Modelling and Mining of Networked Information Spaces

Project Title: Focused crawling based on word graphs
Participantss: Hongyu Li, Adam Nickerson, Dr. Jeannette Janssen, Dr. Evangelos Milios
Project Description: Focused crawlers have been proposed as a solution to the exponentially increasing size and multimedia content of the Web, which makes Web indexing problematic in the long run. Focused crawlers take the user's query (or description of problem) and search the Web by following hyperlinks starting at locations the user provides looking for web pages that are relevant. Judging relevance of hyperlinks to pursue purely based on the user's query may not be a good idea, because it does not capture the knowledge of certain types of web pages being "close" to pages of interest (for example university sites may contain papers on neural networks without this being directly evident from the text of their root web page. However, knowing that universities contain computer science departments that may employ a professor doing research in neural networks makes the root web page of a university a good place our of which to explore).
Diligenti et al. proposed the notion of a context graph (VLDB 2000). Nodes of the context graph are "learned" by training classifiers to recognize them.
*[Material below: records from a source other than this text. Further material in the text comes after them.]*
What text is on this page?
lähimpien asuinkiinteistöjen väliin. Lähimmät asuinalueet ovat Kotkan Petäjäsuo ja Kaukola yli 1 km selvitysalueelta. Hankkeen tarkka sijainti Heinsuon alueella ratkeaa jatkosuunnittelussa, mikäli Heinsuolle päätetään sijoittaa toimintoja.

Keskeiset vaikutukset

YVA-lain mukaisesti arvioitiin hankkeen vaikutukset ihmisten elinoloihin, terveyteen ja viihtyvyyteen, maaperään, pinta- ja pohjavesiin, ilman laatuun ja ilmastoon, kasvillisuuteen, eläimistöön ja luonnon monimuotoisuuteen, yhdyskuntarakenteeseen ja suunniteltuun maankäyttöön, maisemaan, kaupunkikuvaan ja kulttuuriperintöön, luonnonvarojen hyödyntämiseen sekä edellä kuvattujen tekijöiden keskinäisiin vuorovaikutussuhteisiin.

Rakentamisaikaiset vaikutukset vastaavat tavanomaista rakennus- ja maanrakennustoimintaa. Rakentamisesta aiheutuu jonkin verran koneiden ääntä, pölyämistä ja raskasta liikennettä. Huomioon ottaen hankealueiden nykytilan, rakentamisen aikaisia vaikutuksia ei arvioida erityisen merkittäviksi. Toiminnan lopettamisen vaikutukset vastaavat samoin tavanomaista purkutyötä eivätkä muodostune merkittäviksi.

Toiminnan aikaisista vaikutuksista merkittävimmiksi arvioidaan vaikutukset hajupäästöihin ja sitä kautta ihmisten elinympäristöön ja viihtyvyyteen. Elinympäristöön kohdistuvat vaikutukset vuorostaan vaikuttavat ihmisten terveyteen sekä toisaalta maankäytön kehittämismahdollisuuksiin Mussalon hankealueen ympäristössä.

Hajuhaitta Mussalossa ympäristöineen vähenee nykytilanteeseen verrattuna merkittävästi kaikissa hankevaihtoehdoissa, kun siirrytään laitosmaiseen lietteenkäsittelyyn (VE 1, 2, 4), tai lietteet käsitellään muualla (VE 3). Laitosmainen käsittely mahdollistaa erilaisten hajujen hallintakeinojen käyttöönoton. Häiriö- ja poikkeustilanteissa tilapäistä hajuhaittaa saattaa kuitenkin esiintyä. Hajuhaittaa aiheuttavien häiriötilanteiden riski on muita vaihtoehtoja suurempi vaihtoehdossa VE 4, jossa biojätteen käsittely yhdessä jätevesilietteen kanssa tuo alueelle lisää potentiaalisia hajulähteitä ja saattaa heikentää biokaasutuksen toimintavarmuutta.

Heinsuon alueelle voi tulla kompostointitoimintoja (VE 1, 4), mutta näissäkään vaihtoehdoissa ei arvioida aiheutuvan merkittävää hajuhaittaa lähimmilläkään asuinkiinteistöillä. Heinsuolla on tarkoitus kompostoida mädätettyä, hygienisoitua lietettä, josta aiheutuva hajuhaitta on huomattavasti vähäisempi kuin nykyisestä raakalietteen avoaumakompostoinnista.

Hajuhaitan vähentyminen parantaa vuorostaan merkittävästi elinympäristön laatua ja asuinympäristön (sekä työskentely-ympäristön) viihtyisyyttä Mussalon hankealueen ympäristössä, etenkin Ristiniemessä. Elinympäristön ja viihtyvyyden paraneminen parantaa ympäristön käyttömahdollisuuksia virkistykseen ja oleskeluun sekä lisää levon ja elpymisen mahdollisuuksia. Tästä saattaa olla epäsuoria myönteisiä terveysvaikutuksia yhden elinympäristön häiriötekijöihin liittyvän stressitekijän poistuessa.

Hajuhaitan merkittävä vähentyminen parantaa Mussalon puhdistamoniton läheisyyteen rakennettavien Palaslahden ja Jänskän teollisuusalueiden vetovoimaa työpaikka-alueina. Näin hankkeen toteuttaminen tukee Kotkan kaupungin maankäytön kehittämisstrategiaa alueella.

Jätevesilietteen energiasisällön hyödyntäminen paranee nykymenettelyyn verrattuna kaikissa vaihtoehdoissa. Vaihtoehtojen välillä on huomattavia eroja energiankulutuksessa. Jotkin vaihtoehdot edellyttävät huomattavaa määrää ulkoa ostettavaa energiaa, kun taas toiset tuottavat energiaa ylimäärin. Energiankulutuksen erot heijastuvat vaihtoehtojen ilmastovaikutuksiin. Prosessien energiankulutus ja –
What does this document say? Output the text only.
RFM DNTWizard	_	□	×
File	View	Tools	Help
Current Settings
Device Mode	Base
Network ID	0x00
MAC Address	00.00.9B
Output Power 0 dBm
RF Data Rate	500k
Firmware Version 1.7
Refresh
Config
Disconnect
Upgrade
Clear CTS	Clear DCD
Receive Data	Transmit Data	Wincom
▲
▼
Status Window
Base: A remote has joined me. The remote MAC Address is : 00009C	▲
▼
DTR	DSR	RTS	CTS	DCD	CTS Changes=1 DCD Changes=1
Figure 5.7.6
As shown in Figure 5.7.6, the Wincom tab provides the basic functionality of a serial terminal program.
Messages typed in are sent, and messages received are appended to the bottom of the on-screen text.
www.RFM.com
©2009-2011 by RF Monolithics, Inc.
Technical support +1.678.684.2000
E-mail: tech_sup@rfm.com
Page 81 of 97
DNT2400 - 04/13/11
In this project, we will have a system that observes a users browsing and allows them to record documents of interest that they encounter. The system will also be able to observe many users simultaneously and as such be able to combine data about individual preferences while taking advantage of the knowledge of a class of users' preferences. In addition to recording the link structure of the users' web browsing, we will also create a weighted, digraph where the nodes are words found in the web-pages and the edges between the nodes represent links between pages that contained those words. After such a graph is built by observing users' browsing habits, their target documents will be analyzed to determine the statistically significant words and the nodes that contain those words in the graph will be noted and assigned a score depending on the significance of the word. When the focused crawler takes over to look for new documents, it faces the following question "is it worth following the links on this page or not?" -- to determine the answer, we go to the word graph.